I've looked again, and i'm not sure i have enough motivation to tackle all the fallout from the
scalar_to_vector(trunc(x)) --> scalar_to_vector(x) fold, unless i misunderstood the suggestion.

Rebased, NFC.

RKSimon accepted this revision.Sep 19 2021, 5:00 AM

LGTM

llvm/lib/Target/X86/X86ISelLowering.cpp
37915

Lo + Hi

llvm/test/CodeGen/X86/oddshuffles.ll
2268

That's OK - I'll take a look when I get the chance.

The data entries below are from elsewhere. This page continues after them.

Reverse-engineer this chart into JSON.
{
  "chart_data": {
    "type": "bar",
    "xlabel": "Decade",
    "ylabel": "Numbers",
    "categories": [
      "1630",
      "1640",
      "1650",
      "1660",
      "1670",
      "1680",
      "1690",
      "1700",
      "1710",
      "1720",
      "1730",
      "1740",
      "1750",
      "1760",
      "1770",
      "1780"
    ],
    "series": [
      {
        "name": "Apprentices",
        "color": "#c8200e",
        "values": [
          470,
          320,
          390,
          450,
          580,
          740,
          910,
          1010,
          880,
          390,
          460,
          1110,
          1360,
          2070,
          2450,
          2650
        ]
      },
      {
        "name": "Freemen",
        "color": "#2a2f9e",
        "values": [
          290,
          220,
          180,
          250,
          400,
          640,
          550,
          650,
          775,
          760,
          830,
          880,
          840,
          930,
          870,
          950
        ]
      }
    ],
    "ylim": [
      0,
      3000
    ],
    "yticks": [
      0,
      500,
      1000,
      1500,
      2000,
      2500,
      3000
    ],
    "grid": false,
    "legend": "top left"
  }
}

This revision is now accepted and ready to land.Sep 19 2021, 5:00 AM
lebedev.ri marked 2 inline comments as done.Sep 19 2021, 7:19 AM

LGTM

:/
Thank you for the review!

llvm/test/CodeGen/X86/oddshuffles.ll
2268

Sorry :/

This revision was landed with ongoing or failed builds.Sep 19 2021, 7:25 AM
This revision was automatically updated to reflect the committed changes.
lebedev.ri marked an inline comment as done.